Um mês depois da retirada dos últimos 14 mil soldados sírios que ocupavam o Líbano há 29 anos, o país deu um passo decisivo em direção à consolidação da democracia e da independência efetiva. Numa votação histórica, que teve sua quarta e última rodada no domingo 19, uma frente anti-síria integrada por muçulmanos sunitas, cristãos maronitas e drusos conquistou 72 dos 128 assentos da Assembléia Nacional (Parlamento). Mas a transição democrática libanesa ainda enfrenta muitos percalços e está longe de ser consolidada, como mostram os atentados que, nos últimos 15 dias, eliminaram dois opositores históricos da presença síria no país, o jornalista Samir Qassir e o líder comunista George Hawi. As vítimas morreram em conseqüência de violentos ataques a bomba, como o que matou em fevereiro o ex-primeiro-ministro Rafik Hariri, também crítico da influência síria. Para muitos analistas, o serviço secreto de Damasco estaria por trás desses crimes.

Ironias – A coalizão anti-síria é liderada pelo sunita Saad Hariri, 35 anos, filho de Rafik Hariri. Ele e o líder druso Walid Jumblatt exigem a saída do presidente pró-sírio Emile Lahoud, cujo mandato terminava em 2004, mas foi prorrogado em novembro passado pelo antigo Parlamento, quando Damasco ainda dava as cartas em Beirute. Ironicamente, o grande defensor da permanência de Lahoud na Presidência é o general Michel Aoun, no passado um dos principais líderes da resistência militar maronita contra as forças sírias no Líbano durante a guerra civil (1975-1990). Por conta disso, o general passou 15 anos no exílio, só retornando ao Líbano em maio deste ano. Velha raposa da direita política libanesa, Aoun mandou o passado às favas e uniu-se aos políticos mais pró-sírios do Líbano, Omar Karami e Suleiman Franjieh, para conquistar espaço político próprio. Com um discurso messiânico e moralista, em que se destaca o combate à corrupção – o premiê Hariri era acusado de desvio de verbas governamentais –, o ex-militar conquistou parte do eleitorado cristão e dividiu a oposição. “Trouxeram Aoun de volta para usá-lo como instrumento de tensão entre os cristãos”, afirmou o druso Jumblatt. O Movimento Patriótico Livre de Aoun foi o terceiro colocado nas eleições parlamentares.

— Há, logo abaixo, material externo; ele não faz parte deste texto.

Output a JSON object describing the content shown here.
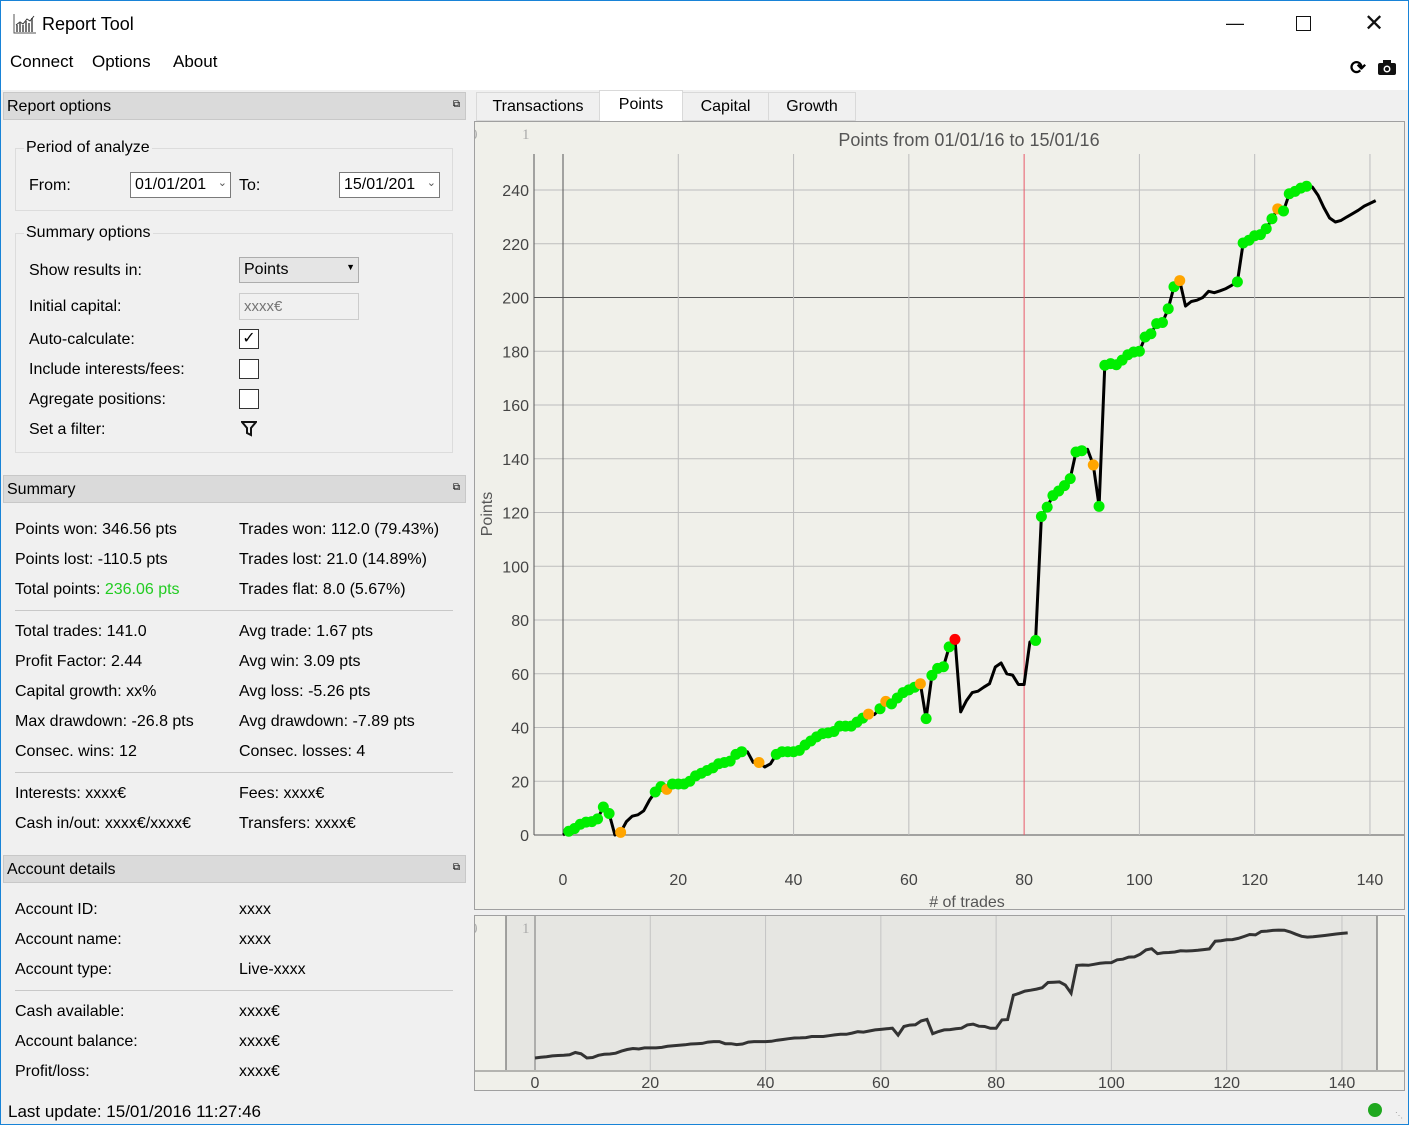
{
  "window": {
    "title": "Report Tool",
    "icon": "chart-app-icon",
    "controls": [
      "minimize-icon",
      "maximize-icon",
      "close-icon"
    ]
  },
  "menu": [
    "Connect",
    "Options",
    "About"
  ],
  "toolbar_icons": [
    "refresh-icon",
    "camera-icon"
  ],
  "report_options": {
    "header": "Report options",
    "period": {
      "title": "Period of analyze",
      "from_label": "From:",
      "from_value": "01/01/201",
      "to_label": "To:",
      "to_value": "15/01/201"
    },
    "summary_options": {
      "title": "Summary options",
      "show_results_label": "Show results in:",
      "show_results_value": "Points",
      "initial_capital_label": "Initial capital:",
      "initial_capital_placeholder": "xxxx€",
      "auto_calc_label": "Auto-calculate:",
      "auto_calc": true,
      "interests_label": "Include interests/fees:",
      "interests": false,
      "aggregate_label": "Agregate positions:",
      "aggregate": false,
      "filter_label": "Set a filter:"
    }
  },
  "summary": {
    "header": "Summary",
    "points_won": "Points won: 346.56 pts",
    "points_lost": "Points lost: -110.5 pts",
    "total_points_label": "Total points: ",
    "total_points_value": "236.06 pts",
    "total_points_color": "#22cc22",
    "trades_won": "Trades won: 112.0 (79.43%)",
    "trades_lost": "Trades lost: 21.0 (14.89%)",
    "trades_flat": "Trades flat: 8.0 (5.67%)",
    "total_trades": "Total trades: 141.0",
    "profit_factor": "Profit Factor: 2.44",
    "capital_growth": "Capital growth: xx%",
    "max_drawdown": "Max drawdown: -26.8 pts",
    "consec_wins": "Consec. wins: 12",
    "avg_trade": "Avg trade: 1.67 pts",
    "avg_win": "Avg win: 3.09 pts",
    "avg_loss": "Avg loss: -5.26 pts",
    "avg_drawdown": "Avg drawdown: -7.89 pts",
    "consec_losses": "Consec. losses: 4",
    "interests": "Interests: xxxx€",
    "cash_in_out": "Cash in/out: xxxx€/xxxx€",
    "fees": "Fees: xxxx€",
    "transfers": "Transfers: xxxx€"
  },
  "account": {
    "header": "Account details",
    "rows": [
      {
        "label": "Account ID:",
        "value": "xxxx"
      },
      {
        "label": "Account name:",
        "value": "xxxx"
      },
      {
        "label": "Account type:",
        "value": "Live-xxxx"
      },
      {
        "label": "Cash available:",
        "value": "xxxx€"
      },
      {
        "label": "Account balance:",
        "value": "xxxx€"
      },
      {
        "label": "Profit/loss:",
        "value": "xxxx€"
      }
    ]
  },
  "status": {
    "last_update": "Last update: 15/01/2016 11:27:46",
    "connection_color": "#1fa81f"
  },
  "tabs": [
    {
      "label": "Transactions"
    },
    {
      "label": "Points",
      "active": true
    },
    {
      "label": "Capital"
    },
    {
      "label": "Growth"
    }
  ],
  "chart_data": {
    "type": "line",
    "title": "Points from 01/01/16 to 15/01/16",
    "xlabel": "# of trades",
    "ylabel": "Points",
    "corner_labels": [
      "0",
      "1"
    ],
    "xlim": [
      -5,
      146
    ],
    "ylim": [
      -12,
      252
    ],
    "xticks": [
      0,
      20,
      40,
      60,
      80,
      100,
      120,
      140
    ],
    "yticks": [
      0,
      20,
      40,
      60,
      80,
      100,
      120,
      140,
      160,
      180,
      200,
      220,
      240
    ],
    "grid": true,
    "line_color": "#000000",
    "marker_colors": {
      "g": "#00ee00",
      "o": "#ffa500",
      "r": "#ff0000"
    },
    "y": [
      0,
      1.4,
      2.4,
      4,
      4.8,
      5,
      6,
      10.4,
      8,
      0,
      1,
      5,
      7,
      7.5,
      9,
      13,
      16,
      18,
      17,
      19,
      19,
      19,
      20,
      22,
      23,
      24,
      25,
      26.5,
      27,
      27.5,
      30,
      31,
      31,
      27,
      27,
      25.3,
      26.5,
      30,
      31,
      31,
      31,
      31.5,
      33.5,
      35,
      36.5,
      37.7,
      38,
      38.5,
      40.5,
      40.5,
      40.5,
      42,
      43.5,
      45,
      44.8,
      47,
      49.7,
      48.8,
      51,
      53,
      54,
      55,
      56.3,
      43.3,
      59.4,
      62,
      62.6,
      70,
      72.8,
      45.8,
      50,
      53,
      53.5,
      55,
      56.3,
      62.5,
      64,
      60,
      59.5,
      56,
      56,
      71.8,
      72.4,
      118.5,
      122,
      126.3,
      128,
      130,
      132.6,
      142.5,
      143,
      143.5,
      137.7,
      122.3,
      174.8,
      175.4,
      175,
      176.7,
      178.7,
      179.7,
      180,
      185.3,
      186.5,
      190.3,
      190.7,
      195.8,
      204,
      206.3,
      196.8,
      198.5,
      199,
      200,
      202.3,
      201.8,
      202.5,
      203.3,
      204.5,
      205.8,
      220.3,
      221.3,
      223,
      223.4,
      225.6,
      229.3,
      233,
      232.2,
      238.6,
      239.5,
      240.7,
      241.4,
      241.1,
      238,
      233.5,
      229.6,
      228.1,
      228.7,
      230,
      231.2,
      232.5,
      234,
      235,
      236.06
    ],
    "markers": "_gggggggg_o_____ggoggggggggggggg__o__ggggggggggggggggo_gogggggogggggr_____________ggggggggg_oggggggggggggggo_________gggggggoggggg___________"
  },
  "overview_chart": {
    "type": "line",
    "corner_labels": [
      "0",
      "1"
    ],
    "xticks": [
      0,
      20,
      40,
      60,
      80,
      100,
      120,
      140
    ],
    "line_color": "#333333"
  }
}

O afastamento do presidente libanês também é combatido, paradoxalmente,
por um dos maiores adversários de Aoun, o grupo xiita Hizbolá (Partido de Deus), misto de movimento guerrilheiro e partido político. A aliança entre o Hizbolá e a também milícia xiita Amal venceu no Sul do país e foi a segunda colocada nas eleições. Embora sejam maioria entre os muçulmanos, os xiitas sempre foram sub-representados no Parlamento libanês. O Acordo Nacional, que deu origem ao Líbano independente em 1943, baseava-se num censo de 1932, quando os cristãos eram maioria. Mas os muçulmanos logo se tornaram majoritários e a permanência de uma representação distorcida foi um dos motivos que desencadearam a guerra civil. Hoje, os muçulmanos são 62,4% da população (34% xiitas, 21,3% sunitas e 7,1% drusos) e os cristãos, 37,6%. Dos 128 membros do Parlamento, 50% são muçulmanos e 50% cristãos.

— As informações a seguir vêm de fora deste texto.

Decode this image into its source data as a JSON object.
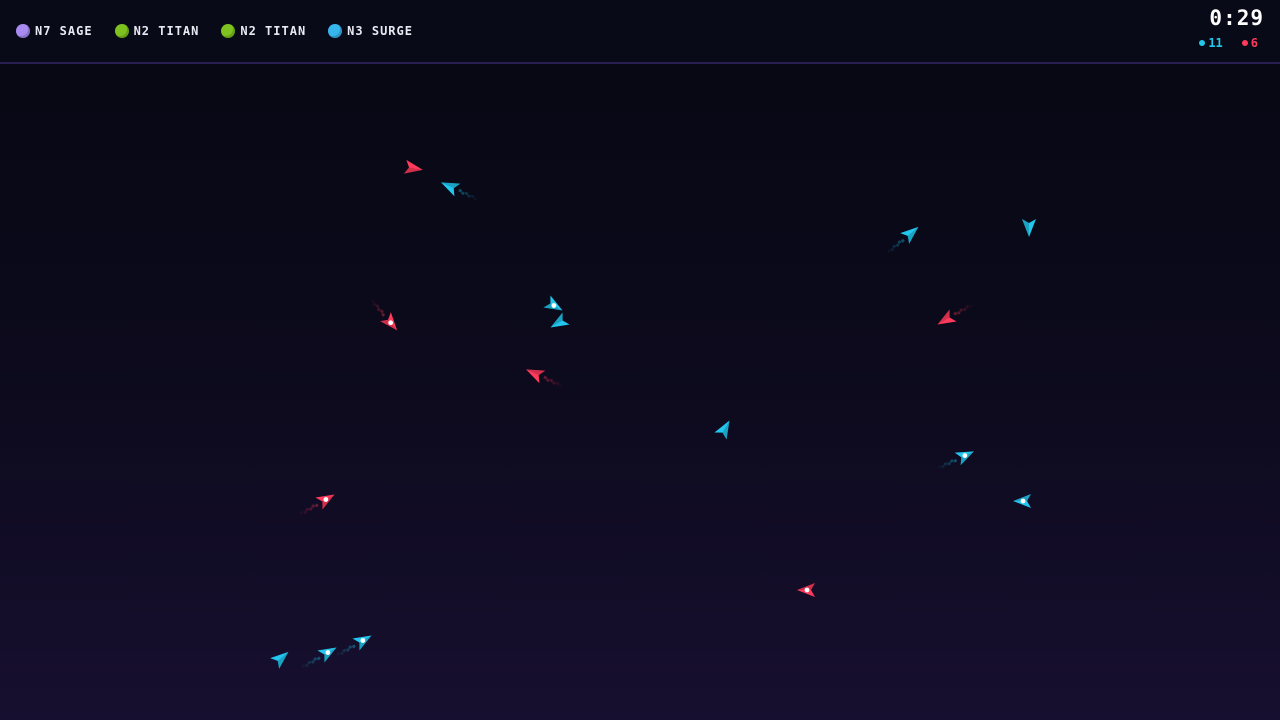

Historicamente marginalizados, os xiitas podem vir a ser a grande pedra no sapato do novo governo, que quer distância dos ex-senhores de Damasco. Soma-se a isso a pressão da ONU sobre o governo libanês para desarmar o Hizbolá, que continua lançando ataques esporádicos de foguetes contra Israel.

Mão síria – Os antigos senhores do Líbano, por sua vez, resistem a largar a rapadura. Segundo líderes da oposição, agentes da inteligência da Síria perambulam livremente pelo país. “Os sírios continuam controlando o Exército e as forças de segurança. Eles emitem ordens por fax, e-mail ou telefone”, afirmou um ex-oficial de alto escalão. Agentes da ONU que investigam o assassinato de Rafik Hariri dizem que o chefe da guarda presidencial, Mustafá Hamdã, foi o arquiteto do assassinato do líder comunista George Hawi, ocorrido na terça-feira 21. Como se
vê, a democracia ainda é uma planta tenra no país do cedro.